Infeksi menyebabkan saraf membengkak. Ketika saraf membengkak, ia terjepit atau terkompresi  oleh lorong-lorong sempit di tengkorak yang dilewatinya.

Gangguan lain bisa menyebabkan kelumpuhan saraf wajah. Penyakit Lyme dapat menyebabkan kelumpuhan saraf wajah yang, tidak seperti Bells palsy, tapi dapat memengaruhi kedua sisi wajah. Di Afrika-Amerika, sarkoidosis adalah penyebab umum kelumpuhan saraf wajah. Terkadang tumor dan patah tulang tengkorak menyebabkan kelumpuhan wajah.

Patofisiologi

Sampai saat ini, patofisiologi Bells palsy yang pasti masih menjadi perdebatan. Sebuah teori populer menyatakan bahwa edema dan iskemia mengakibatkan kompresi saraf wajah dalam kanal tulang  falopi. Penyebab edema dan iskemia belum dapat dipastikan. Kompresi ini telah terlihat pada pemindaian MRI dengan peningkatan saraf wajah.

Bagian pertama dari saluran wajah yaitu segmen labirin, adalahbagian  yang tersempit. Foramen meatus di segmen ini memiliki diameter hanya sekitar 0,66 mm. Lokasi inilah yang dianggap sebagai area paling umum dari kompresi saraf wajah di bells palsy. Mengingat keterbatasan diameter kanal wajah, tampaknya logis dan beralasan  bahwa proses inflamasi, demielinasi, iskemik, atau kompresi dapat mengganggu konduksi saraf di area ini.

Cedera pada saraf wajah di bells palsy bersifat perifer ke inti saraf. Cedera diperkirakan terjadi di dekat ganglion genikulatum. Jika lesi berada di proksimal ganglion genikulatum, paralisis motorik disertai dengan kelainan gustatorik dan otonom.
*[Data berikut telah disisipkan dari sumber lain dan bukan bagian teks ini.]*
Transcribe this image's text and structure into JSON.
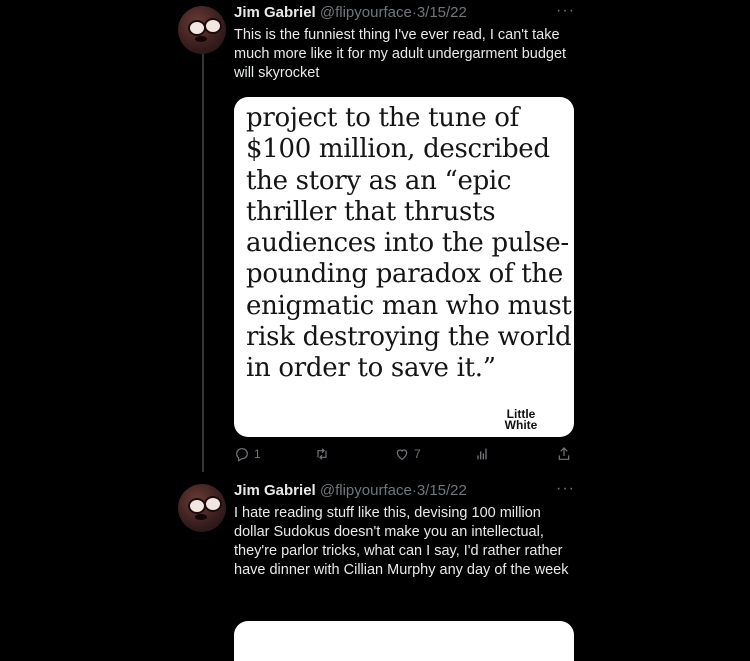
{
  "tweets": [
    {
      "author_name": "Jim Gabriel",
      "handle": "@flipyourface",
      "separator": "·",
      "date": "3/15/22",
      "more": "···",
      "text": "This is the funniest thing I've ever read, I can't take much more like it for my adult undergarment budget will skyrocket",
      "media": {
        "text": "project to the tune of $100 million, described the story as an “epic thriller that thrusts audiences into the pulse-pounding paradox of the enigmatic man who must risk destroying the world in order to save it.”",
        "watermark_line1": "Little",
        "watermark_line2": "White"
      },
      "actions": {
        "reply_count": "1",
        "retweet_count": "",
        "like_count": "7",
        "views_count": ""
      }
    },
    {
      "author_name": "Jim Gabriel",
      "handle": "@flipyourface",
      "separator": "·",
      "date": "3/15/22",
      "more": "···",
      "text": "I hate reading stuff like this, devising 100 million dollar Sudokus doesn't make you an intellectual, they're parlor tricks, what can I say, I'd rather rather have dinner with Cillian Murphy any day of the week"
    }
  ],
  "colors": {
    "background": "#000000",
    "text_primary": "#e7e9ea",
    "text_secondary": "#71767b",
    "thread_line": "#333639"
  },
  "icons": {
    "reply": "reply-icon",
    "retweet": "retweet-icon",
    "like": "like-icon",
    "views": "views-icon",
    "share": "share-icon"
  }
}
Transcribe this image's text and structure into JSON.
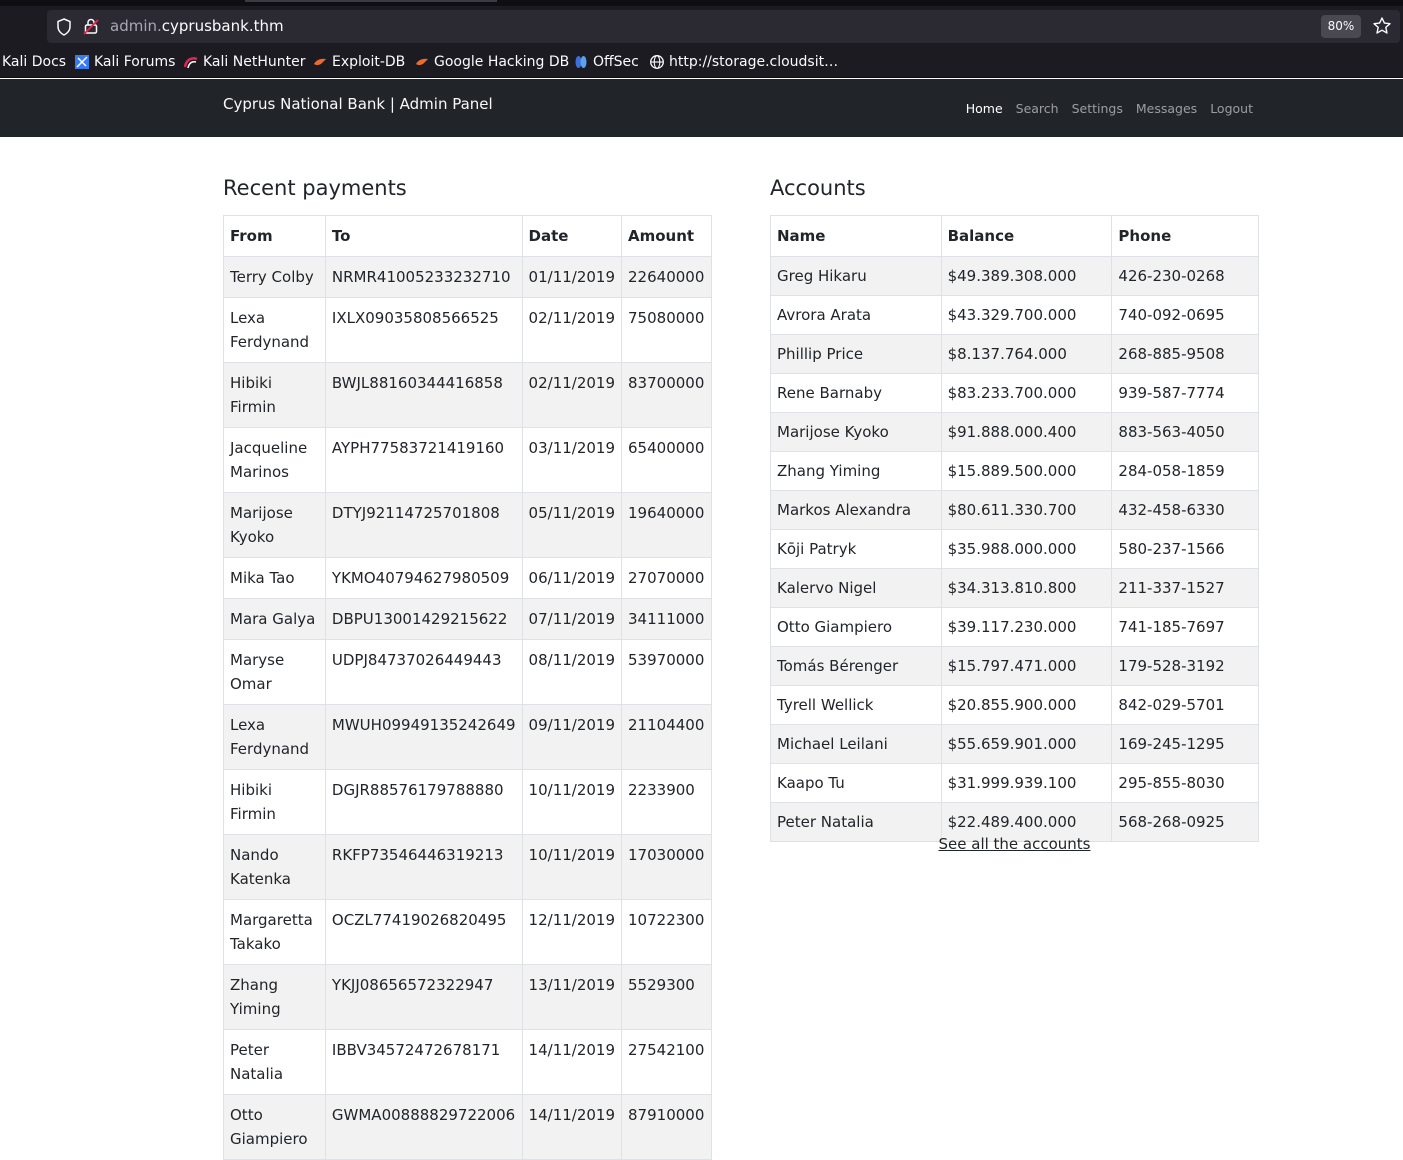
{
  "browser": {
    "url_prefix": "admin.",
    "url_domain": "cyprusbank.thm",
    "zoom": "80%",
    "bookmarks": [
      {
        "label": "Kali Docs",
        "icon": "kali-docs-icon"
      },
      {
        "label": "Kali Forums",
        "icon": "kali-forums-icon"
      },
      {
        "label": "Kali NetHunter",
        "icon": "kali-nethunter-icon"
      },
      {
        "label": "Exploit-DB",
        "icon": "exploit-db-icon"
      },
      {
        "label": "Google Hacking DB",
        "icon": "google-hacking-db-icon"
      },
      {
        "label": "OffSec",
        "icon": "offsec-icon"
      },
      {
        "label": "http://storage.cloudsit…",
        "icon": "globe-icon"
      }
    ]
  },
  "navbar": {
    "brand": "Cyprus National Bank | Admin Panel",
    "links": [
      "Home",
      "Search",
      "Settings",
      "Messages",
      "Logout"
    ],
    "active": "Home"
  },
  "payments": {
    "title": "Recent payments",
    "headers": [
      "From",
      "To",
      "Date",
      "Amount"
    ],
    "rows": [
      [
        "Terry Colby",
        "NRMR41005233232710",
        "01/11/2019",
        "22640000"
      ],
      [
        "Lexa Ferdynand",
        "IXLX09035808566525",
        "02/11/2019",
        "75080000"
      ],
      [
        "Hibiki Firmin",
        "BWJL88160344416858",
        "02/11/2019",
        "83700000"
      ],
      [
        "Jacqueline Marinos",
        "AYPH77583721419160",
        "03/11/2019",
        "65400000"
      ],
      [
        "Marijose Kyoko",
        "DTYJ92114725701808",
        "05/11/2019",
        "19640000"
      ],
      [
        "Mika Tao",
        "YKMO40794627980509",
        "06/11/2019",
        "27070000"
      ],
      [
        "Mara Galya",
        "DBPU13001429215622",
        "07/11/2019",
        "34111000"
      ],
      [
        "Maryse Omar",
        "UDPJ84737026449443",
        "08/11/2019",
        "53970000"
      ],
      [
        "Lexa Ferdynand",
        "MWUH09949135242649",
        "09/11/2019",
        "21104400"
      ],
      [
        "Hibiki Firmin",
        "DGJR88576179788880",
        "10/11/2019",
        "2233900"
      ],
      [
        "Nando Katenka",
        "RKFP73546446319213",
        "10/11/2019",
        "17030000"
      ],
      [
        "Margaretta Takako",
        "OCZL77419026820495",
        "12/11/2019",
        "10722300"
      ],
      [
        "Zhang Yiming",
        "YKJJ08656572322947",
        "13/11/2019",
        "5529300"
      ],
      [
        "Peter Natalia",
        "IBBV34572472678171",
        "14/11/2019",
        "27542100"
      ],
      [
        "Otto Giampiero",
        "GWMA00888829722006",
        "14/11/2019",
        "87910000"
      ]
    ]
  },
  "accounts": {
    "title": "Accounts",
    "headers": [
      "Name",
      "Balance",
      "Phone"
    ],
    "rows": [
      [
        "Greg Hikaru",
        "$49.389.308.000",
        "426-230-0268"
      ],
      [
        "Avrora Arata",
        "$43.329.700.000",
        "740-092-0695"
      ],
      [
        "Phillip Price",
        "$8.137.764.000",
        "268-885-9508"
      ],
      [
        "Rene Barnaby",
        "$83.233.700.000",
        "939-587-7774"
      ],
      [
        "Marijose Kyoko",
        "$91.888.000.400",
        "883-563-4050"
      ],
      [
        "Zhang Yiming",
        "$15.889.500.000",
        "284-058-1859"
      ],
      [
        "Markos Alexandra",
        "$80.611.330.700",
        "432-458-6330"
      ],
      [
        "Kōji Patryk",
        "$35.988.000.000",
        "580-237-1566"
      ],
      [
        "Kalervo Nigel",
        "$34.313.810.800",
        "211-337-1527"
      ],
      [
        "Otto Giampiero",
        "$39.117.230.000",
        "741-185-7697"
      ],
      [
        "Tomás Bérenger",
        "$15.797.471.000",
        "179-528-3192"
      ],
      [
        "Tyrell Wellick",
        "$20.855.900.000",
        "842-029-5701"
      ],
      [
        "Michael Leilani",
        "$55.659.901.000",
        "169-245-1295"
      ],
      [
        "Kaapo Tu",
        "$31.999.939.100",
        "295-855-8030"
      ],
      [
        "Peter Natalia",
        "$22.489.400.000",
        "568-268-0925"
      ]
    ],
    "see_all": "See all the accounts"
  }
}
Jika Lesi terjadi antara ganglion genikulatum dan asal korda timpani akan  menghasilkan efek yang sama, kecuali jika lesi tersebut tidak menyebabkan lakrimasi. Jika lesi terjadi pada foramen stilomastoid, maka  hanya dapat menyebabkan kelumpuhan wajah.

Gejala

Pada Bells palsy, nyeri di belakang telinga mungkin merupakan gejala pertama. Otot wajah melemah secara tiba-tiba dalam beberapa jam. Efeknya berkisar dari kelemahan ringan hingga kelumpuhan total. Selanjutnya  48 hingga 72 jam, kelemahannya sudah semakin parah. Hanya satu sisi wajah yang terpengaruh.

Kelumpuhan saraf wajah menyebabkan  wajah menjadi datar dan tanpa ekspresi. Namun, jika hanya satu sisi yang terpengaruh, yang terkjadi adalah wajah bengkok atau mencong  karena otot-otot di sisi yang tidak terpengaruh cenderung menarik wajah ke sisi tersebut setiap kali mereka membuat ekspresi wajah.  Pasien akan kesulitan mengerutkan dahi, berkedip, dan meringis pada sisi yang terkena. Bagi kebanyakan orang, wajah terasa kebas atau berat, meski sensasinya tetap normal.

Mata pada sisi yang terkena biasanya sulit di tutup atau tidak dapat ditutup sepenuhnya, termasuk jarang berkedip dan cenderung mengarah ke atas saat akan  tertutup. Karena jarang berkedip mata menjadi kering, mengakibatkan nyeri dan kerusakan mata. Kerusakan mata biasanya kecil tetapi bisa serius jika mata tidak dibasahi dan dilindungi dengan cara lain

Produksi air liur juga biasanya terganggu sehingga cenderung mengalami mulut kering, atau sebaliknya terus menerus  mengeluarkan air liur.  .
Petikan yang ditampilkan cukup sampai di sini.